I had a 200Hz (?) Performa (maybe it didn’t have cache) and running AOL Instant Messenger and CodeWarrior at the same time was a joke. A new IM would interrupt what I was doing and it took three seconds to switch back to the other app.

Meanwhile on my Pentium 166, I could smoothly have a few IM windows going while doing other things (Visual C++, Netscape...)


Part of this is read/write speeds on mechanical drives of the day


This one actually has 512mb of RAM, funny enough. No RAM doubler or virtual memory enabled. I was using iCab and Word side-by-side. It's the fastest PDQ model made AFAIK. No RAM doubler.

The main issue with it right now is that the sound doesn't work at all. I was going to take it apart and check the DC / sound card (which is the same module) and see if there's something obviously wrong with it once I get the chance.


Yeah, it's counter-intuitive, but you should turn Virtual Memory on even if you set it down to 1MB. Also make sure the Disk Cache is set as high as you can go.

https://68kmla.org/forums/index.php?app=forums&module=forums...
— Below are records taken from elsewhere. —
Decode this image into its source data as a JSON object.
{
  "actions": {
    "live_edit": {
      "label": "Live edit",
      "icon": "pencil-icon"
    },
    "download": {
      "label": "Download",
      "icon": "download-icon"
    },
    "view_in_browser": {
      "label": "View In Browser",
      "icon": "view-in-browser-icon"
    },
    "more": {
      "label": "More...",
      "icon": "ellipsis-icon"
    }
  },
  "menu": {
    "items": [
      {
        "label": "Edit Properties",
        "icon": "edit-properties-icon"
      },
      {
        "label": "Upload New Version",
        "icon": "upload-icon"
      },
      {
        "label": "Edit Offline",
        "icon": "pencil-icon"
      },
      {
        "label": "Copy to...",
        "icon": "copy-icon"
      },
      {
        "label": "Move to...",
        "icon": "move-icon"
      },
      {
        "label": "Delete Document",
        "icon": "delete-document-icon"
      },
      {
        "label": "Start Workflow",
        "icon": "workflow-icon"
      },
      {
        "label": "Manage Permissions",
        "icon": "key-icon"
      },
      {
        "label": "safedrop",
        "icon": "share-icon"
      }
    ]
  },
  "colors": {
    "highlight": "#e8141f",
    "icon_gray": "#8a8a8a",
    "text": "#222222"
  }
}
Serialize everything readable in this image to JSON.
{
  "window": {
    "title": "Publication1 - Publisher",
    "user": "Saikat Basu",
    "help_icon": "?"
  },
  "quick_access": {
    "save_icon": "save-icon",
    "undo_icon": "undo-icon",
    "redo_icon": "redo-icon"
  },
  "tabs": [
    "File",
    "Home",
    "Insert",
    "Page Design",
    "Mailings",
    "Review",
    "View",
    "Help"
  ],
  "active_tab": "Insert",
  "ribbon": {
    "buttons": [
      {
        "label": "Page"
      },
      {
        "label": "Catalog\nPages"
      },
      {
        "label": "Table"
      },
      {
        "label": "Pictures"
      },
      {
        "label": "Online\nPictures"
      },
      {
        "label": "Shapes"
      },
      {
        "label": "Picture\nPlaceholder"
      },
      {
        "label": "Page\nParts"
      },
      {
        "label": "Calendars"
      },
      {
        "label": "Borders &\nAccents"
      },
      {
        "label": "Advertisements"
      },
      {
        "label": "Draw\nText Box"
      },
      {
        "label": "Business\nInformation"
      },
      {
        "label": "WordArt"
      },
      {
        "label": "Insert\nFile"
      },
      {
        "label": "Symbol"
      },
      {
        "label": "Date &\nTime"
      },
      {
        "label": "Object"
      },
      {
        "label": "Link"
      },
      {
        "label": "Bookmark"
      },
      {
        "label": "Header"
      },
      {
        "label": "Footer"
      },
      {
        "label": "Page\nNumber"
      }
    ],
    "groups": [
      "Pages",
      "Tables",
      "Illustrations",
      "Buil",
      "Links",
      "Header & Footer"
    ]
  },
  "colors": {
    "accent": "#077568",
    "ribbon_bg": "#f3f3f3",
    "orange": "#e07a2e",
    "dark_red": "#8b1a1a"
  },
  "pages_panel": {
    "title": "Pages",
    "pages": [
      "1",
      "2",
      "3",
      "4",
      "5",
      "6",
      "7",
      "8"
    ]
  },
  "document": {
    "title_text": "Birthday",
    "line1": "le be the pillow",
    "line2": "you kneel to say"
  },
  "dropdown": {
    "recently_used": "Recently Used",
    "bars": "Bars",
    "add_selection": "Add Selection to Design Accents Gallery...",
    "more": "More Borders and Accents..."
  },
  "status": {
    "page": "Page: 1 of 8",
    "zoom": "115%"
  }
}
"If you disable virtual memory, the system's MMU is disabled. When that happens:

- Every program you launch needs to be 100% loaded from disk when you launch that program, which could cause program launches to take longer, particularly applications which are themselves large. The impact of this will vary based on the speed of the disk or network volume the application file resides on

- The other thing that will happen is all applications will instantly take up their maximum possible RAM allocation, which even in 768, if you're running 9-era stuff, especially anything creative, could have a big impact."

That's why I recommended RAM Doubler since it allows you to disable VM and its own memory compression without hitting this limitation.

What was especially cool was how older (pre-SDRAM) PowerBooks persisted files in RAM Disk across reboots. You could copy a minimal System, your documents, and an app (tiny ones like Word 5.1a), reboot off the RAM Disk, then eject and spin down the internal HDD for a big battery life boost!